VitalLaw is an online database by Wolters Kluwer that includes treatises, cases, statutes, regulations, and chart builders on topics such as Corporate Governance, Cyberlaw, Securities, and other business law areas. In September 2024, the vendor released a GenAI-enhanced virtual assistant called VitalLaw AI, which helps answer legal questions and generate summaries and first drafts of compliance checklists, client letters, and more. Currently, this AI feature is only available to commercial clients such as law firms. Visit the Using VitalLaw AI page to explore its features, use cases, and prompting strategies.

LawDroid Copilot is a legal assistant that is capable of briefing cases as well as summarizing, correcting grammar, brainstorming ideas, and translating. LawDroid offers free educational access to students and faculty (must register with .edu email address).

Paxton AI is a generative AI legal assistant that helps law professionals with regulatory intelligence. It automates legal research, answers questions about regulations, and drafts documents such as research memos, emails, and legal briefs, and also includes a Boolean search composer.

Discover the latest updates from Paxton here. Paxton provides a free 7-day trial, and a variety of subscription plans, including a student plan of $25/user/month. For more details on pricing options, click here.

See here for an overview of the product's capabilities, which includes a recorded demo.

Spellbook uses GPT-4 and other large language models to help lawyers' draft and review documents. Spellbook offers a free educational AI access program open to all law school faculty and students. The product includes features such as ‘Missing Clause Review’, ‘Directed Draft’, ‘Find Conflicting Terms’, and ‘Missing Boilerplate’.

Reggi (formerly known as RegIntel) is a free generative AI-powered solution meant to help attorneys, law firms, law librarians and in-house professionals find answers to laws and regulations and synthesize complex regulatory information. The free version of Reggi covers laws/regulations within US Federal and all 50 US states while the paid version include an alert feature to monitor bills, regulatory changes, and agency updates, and also includes global jurisdictions. See here for more information between free and paid version, including pricing information.

Midpage is a single, generative AI platform for litigators to research caselaw, organize notes, and draft based on their own research. 

On the research side, midpage uses generative AI to extract information from each search result, with tools like drop-down summaries, fact comparisons, customizable prompts, and also helps you organize your research into a "notebook."

On the drafting side, midpage lets you use generative AI to help you synthesize your own research, drawing from the hand-selected cases and quotations you saved to your notebook. With midpage, the litigator is in the loop every single step of the way.
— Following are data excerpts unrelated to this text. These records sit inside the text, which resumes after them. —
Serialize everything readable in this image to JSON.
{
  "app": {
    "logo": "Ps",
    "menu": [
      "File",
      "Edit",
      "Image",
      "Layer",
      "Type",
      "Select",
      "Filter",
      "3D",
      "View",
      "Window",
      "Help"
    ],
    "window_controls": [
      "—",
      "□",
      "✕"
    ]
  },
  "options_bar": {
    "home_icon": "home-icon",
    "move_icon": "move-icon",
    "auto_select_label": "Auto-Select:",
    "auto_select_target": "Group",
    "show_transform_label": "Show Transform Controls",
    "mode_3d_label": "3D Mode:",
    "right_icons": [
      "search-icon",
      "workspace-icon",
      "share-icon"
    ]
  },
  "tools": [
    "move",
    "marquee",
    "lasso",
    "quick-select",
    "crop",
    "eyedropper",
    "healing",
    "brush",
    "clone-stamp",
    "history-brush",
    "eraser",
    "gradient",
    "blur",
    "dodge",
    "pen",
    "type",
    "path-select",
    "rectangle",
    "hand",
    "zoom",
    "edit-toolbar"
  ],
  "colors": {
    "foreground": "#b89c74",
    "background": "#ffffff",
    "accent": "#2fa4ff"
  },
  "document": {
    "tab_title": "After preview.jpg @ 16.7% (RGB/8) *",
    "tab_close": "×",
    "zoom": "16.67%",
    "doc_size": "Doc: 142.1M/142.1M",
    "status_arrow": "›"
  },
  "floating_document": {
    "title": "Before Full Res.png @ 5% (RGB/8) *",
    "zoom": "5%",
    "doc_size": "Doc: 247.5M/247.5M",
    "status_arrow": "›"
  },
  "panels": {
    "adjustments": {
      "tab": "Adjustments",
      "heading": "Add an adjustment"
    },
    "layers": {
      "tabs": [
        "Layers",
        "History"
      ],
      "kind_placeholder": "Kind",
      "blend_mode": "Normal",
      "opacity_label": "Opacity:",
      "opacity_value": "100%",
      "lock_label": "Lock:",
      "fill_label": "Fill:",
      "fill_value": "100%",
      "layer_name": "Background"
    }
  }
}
Midpage also offers a browser extension that works on all legal research platforms, and a ChatGPT plugin.

Currently, Midpage offers a 2-week free trial for law students (registration requires an .edu email address). After the trial, the student plan is $10/month.

descrybe.ai uses artificial intelligence to summarize judicial opinions.  The tool enables users to search using natural language, without having to match exact words, and the search results can be sorted by relevance or date, show paragraph-long summaries of matching opinions. An opinion tracker within descrybe.ai shows the progress it has made in summarize opinions. So far, the tracker indicates it has summarized 3.3 million opinions.